Badai Gunung Slamet Hambat Evakuasi Jasad Syafiq Ali, Tim SAR Lakukan Estafet

Advertisement

Tim SAR gabungan melanjutkan upaya evakuasi jenazah Syafiq Ali yang berada di Gunung Slamet pada Kamis, 15 Januari 2026. Proses evakuasi dilakukan secara bertahap dengan sistem estafet antarpos mengingat medan yang panjang dan ekstrem.

Evakuasi Bertahap Lewat Jalur Dipajaya

Unit Siaga SAR (USS) Basarnas Pemalang, Handika, menjelaskan bahwa tim yang berada di puncak gunung telah berhasil menaikkan jenazah korban. Saat ini, jenazah sedang dalam perjalanan menuju jalur Dipajaya dan selanjutnya akan dibawa menuju Pos 9 Pelawangan.

“Untuk skema evakuasi saat ini, teman-teman yang berada di atas itu sudah menaikkan korban. Saat ini korban sedang perjalanan menuju jalur Dipajaya. Nanti masuk ke jalur Pos 9 Pelawangan,” jelas Handika dilansir detikJateng.

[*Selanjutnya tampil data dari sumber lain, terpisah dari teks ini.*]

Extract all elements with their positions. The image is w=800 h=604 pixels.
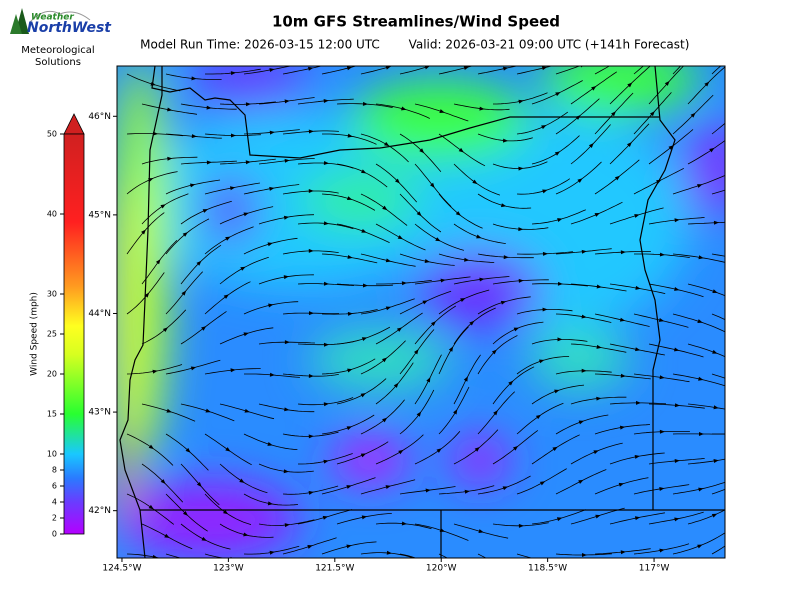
y-tick-label: 42°N (88, 506, 111, 516)
y-tick-label: 46°N (88, 112, 111, 122)
colorbar-tick-label: 4 (52, 498, 57, 507)
colorbar-tick-label: 15 (47, 410, 57, 419)
stream-arrow (752, 408, 758, 413)
stream-arrow (746, 504, 752, 510)
stream-arrow (735, 323, 741, 329)
colorbar-tick-label: 30 (47, 290, 57, 299)
logo: Weather NorthWest Meteorological Solutio… (10, 8, 112, 68)
streamline (727, 73, 773, 104)
streamline (727, 284, 777, 309)
colorbar-label: Wind Speed (mph) (30, 292, 40, 376)
colorbar-tick-label: 8 (52, 466, 57, 475)
colorbar-tick-label: 50 (47, 130, 57, 139)
streamline (727, 404, 782, 415)
streamline (727, 344, 775, 373)
stream-arrow (738, 432, 743, 436)
stream-arrow (737, 257, 743, 262)
stream-arrow (736, 182, 742, 188)
stream-arrow (748, 145, 754, 151)
stream-arrow (736, 381, 742, 387)
stream-arrow (653, 53, 659, 59)
logo-brand: NorthWest (27, 20, 112, 36)
wind-field (110, 36, 782, 582)
streamline (727, 448, 781, 464)
streamline (727, 132, 773, 164)
streamline (727, 488, 770, 524)
colorbar-tick-label: 25 (47, 330, 57, 339)
stream-arrow (750, 292, 756, 298)
stream-arrow (746, 83, 752, 89)
stream-arrow (690, 50, 696, 56)
stream-arrow (461, 565, 467, 571)
y-tick-label: 45°N (88, 210, 111, 220)
stream-arrow (191, 559, 197, 564)
logo-sub: Meteorological (21, 45, 94, 56)
stream-arrow (749, 355, 755, 361)
colorbar-tick-label: 6 (52, 482, 57, 491)
x-tick-label: 124.5°W (102, 564, 141, 574)
colorbar-tick-label: 0 (52, 530, 57, 539)
streamline (727, 215, 782, 225)
colorbar-tick-label: 40 (47, 210, 57, 219)
stream-arrow (751, 454, 757, 459)
x-tick-label: 118.5°W (528, 564, 567, 574)
title: 10m GFS Streamlines/Wind Speed (272, 13, 560, 31)
x-tick-label: 117°W (639, 564, 670, 574)
stream-arrow (731, 113, 737, 119)
y-tick-label: 43°N (88, 408, 111, 418)
stream-arrow (731, 53, 737, 59)
y-tick-label: 44°N (88, 309, 111, 319)
x-tick-label: 123°W (213, 564, 244, 574)
stream-arrow (617, 57, 623, 63)
x-tick-label: 121.5°W (315, 564, 354, 574)
stream-arrow (735, 481, 741, 487)
colorbar-tick-label: 2 (52, 514, 57, 523)
stream-arrow (752, 219, 758, 224)
stream-arrow (500, 564, 506, 570)
colorbar-tick-label: 20 (47, 370, 57, 379)
x-tick-label: 120°W (426, 564, 457, 574)
logo-sub: Solutions (35, 57, 81, 68)
colorbar: Wind Speed (mph) 0 2 4 6 8 10 15 20 25 30 40 50 (30, 114, 85, 539)
colorbar-tick-label: 10 (47, 450, 57, 459)
stream-arrow (732, 535, 738, 541)
subtitle-valid: Valid: 2026-03-21 09:00 UTC (+141h Forec… (409, 38, 690, 52)
subtitle-run: Model Run Time: 2026-03-15 12:00 UTC (140, 38, 380, 52)
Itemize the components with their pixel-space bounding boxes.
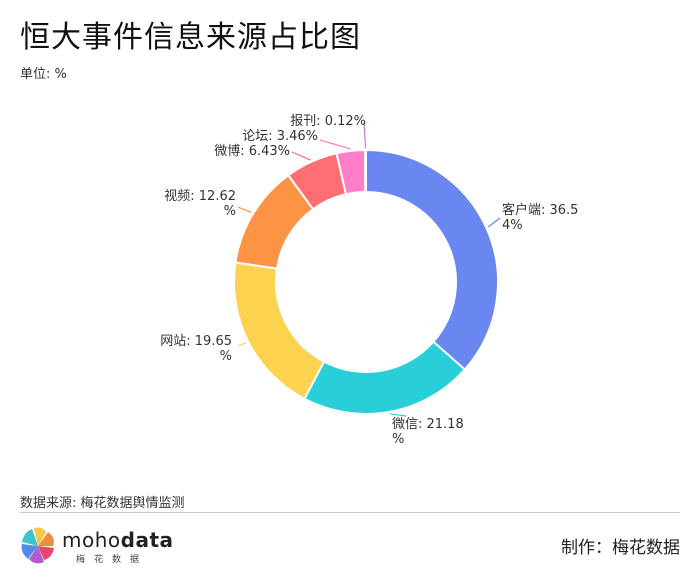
leader-line-6 bbox=[363, 121, 367, 149]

Penempatan Personel di Setiap Pos untuk Jaga Stamina

Dalam upaya evakuasi ini, Basarnas menempatkan relawan tim gabungan di setiap pos pendakian. Langkah ini diambil untuk menjaga stamina tim mengingat jarak tempuh yang cukup panjang.

Advertisement

“Setiap pos nanti diisi dengan kekuatan teman-teman. Karena medannya cukup panjang, jadi kita butuh stamina. Agar stamina tidak terkuras, kita tempatkan personel di masing-masing pos,” ujar Handika.

Cuaca Buruk Tunda Evakuasi Semalam

Handika juga mengungkapkan bahwa upaya evakuasi sempat tertunda pada malam sebelumnya akibat kondisi cuaca buruk di puncak Gunung Slamet.

“Evakuasi semalam terkendala cuaca. Di atas itu hujan dan badai, sehingga kami mempertimbangkan keselamatan tim,” katanya.